Он еще раз сглотнул и покосился в сторону индианки с черными гагатовыми волосами, которая сидела у столика и жевала листья масталы, положив на колени элегантную американскую сумку.

– А что мне делать с матерью генерала? – спросил он, почтительно понизив голос. – Вы ведь знаете, что она тоже здесь?

– Погодите минутку.

Все в кафе, даже кукла чревовещателя, сидевшая на коленях у своего хозяина, не сводили с капитана Гарсии глаз. Адвокат, довольно хорошо изъяснявшийся на испанском, – свои самые удачные дела он вел как раз в Центральной Америке, – стал серым, как пепел. Несколько мгновений Чарли Кан еще надеялся, что все это – очередной розыгрыш, на которые Хосе Альмайо был большой мастер, но ему так и не удалось убедить себя в этом. Достаточно было взглянуть на Гарсию, чтобы понять: это не шутка. Он достал платок и вытер струившийся по лицу холодный пот.

Испанский язык доктора Хорвата внезапно значительно улучшился, но он прекрасно знал, что все услышанное им из разговора абсолютно невозможно. Конечно же, он плохо понял. Нет у него способностей к иностранным языкам.

Капитан снова слушал.

– Да, господин полковник?

– Генерал Альмайо говорит, что его мать вы тоже можете расстрелять.

Гарсия снял фуражку и вытер рукавом лоб. Свободной рукой он схватил одну из стоявших вдоль стены бутылок и налил себе стакан, продолжая разговаривать все тем же почтительным тоном.

– Прошу прощения, господин полковник, но я желал бы, чтобы столь важный приказ был подтвержден самим генералом.

– Делайте что вам говорят. Генералу некогда, у него сейчас есть дела поважнее.

Капитан глубоко вздохнул. Он снова взглянул в сторону старухи, жевавшей свою масталу, схватил стакан и осушил его одним махом.

– Дела поважнее, господин полковник?

– Да.

Гарсия вытер рукавом рот и лицо, на котором почтительное выражение сочеталось с паническим страхом.

– Господин полковник, если мне приказано расстрелять матушку генерала, я хотел бы услышать этот приказ от него самого.

– Генерал разговаривает по другой линии.

Казалось, что Гарсия вот-вот заплачет.

– Хорошо, отлично. С матушкой генерала все понятно, раз он занят и говорит по другой линии. Я выполню приказание. Я расстреляю старуху. В конце концов, это же его матушка, в чем проблема? Но американские граждане?

– Вы поставите их к стенке и немедленно расстреляете. Вам понятно, Гарсия? Немедленно.
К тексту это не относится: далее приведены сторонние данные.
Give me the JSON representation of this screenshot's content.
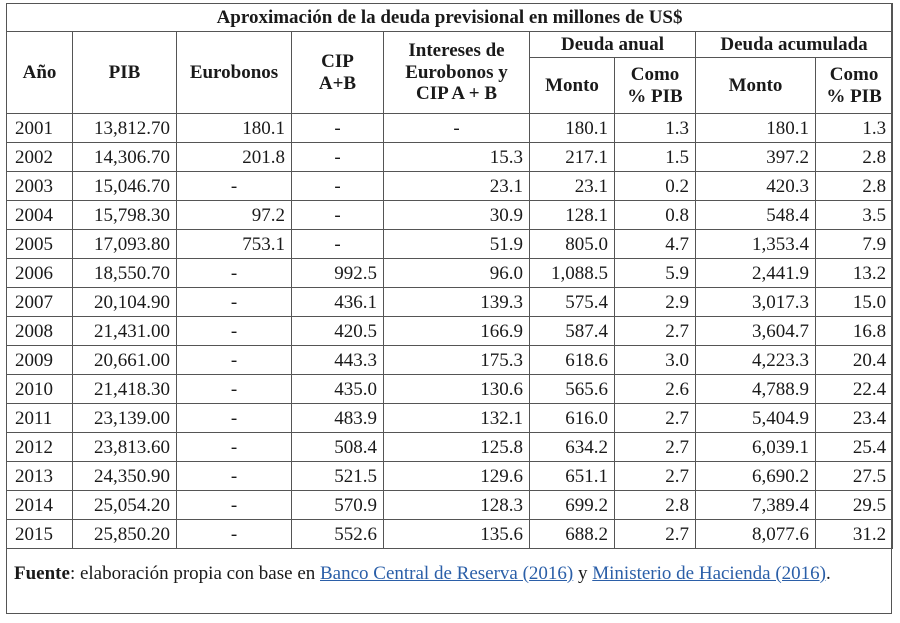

– Я сделаю это, господин полковник, можете не беспокоиться, – заорал капитан Гарсия. – Я всегда выполняю приказы, еще ни разу не оплошал, вам это известно. Но расстрелять собственную мамашу – это одно, а поставить к стенке американских граждан – совсем другое. Это серьезно, и перед исполнением такого приказа государственной важности, я хочу сказать, такого политического акта – расстрела граждан Соединенных Штатов Америки, – я хотел бы услышать личное указание генерала Альмайо. Простите, господин полковник, что я вот так прямо с вами разговариваю: я расстреляю кого угодно, но мне не нужны потом проблемы. Я не хочу, чтобы потом стали говорить об ошибке, совершенной на нижнем уровне. Я требую личного указания генерала.

– Гарсия, у вас будут неприятности.

– Они у меня уже есть. Я же не прошу ничего особенного. Мне хватит одного только слова генерала – и всё.

– Ну ладно, идиот! Но генерал говорит сейчас по другой линии. Ждите.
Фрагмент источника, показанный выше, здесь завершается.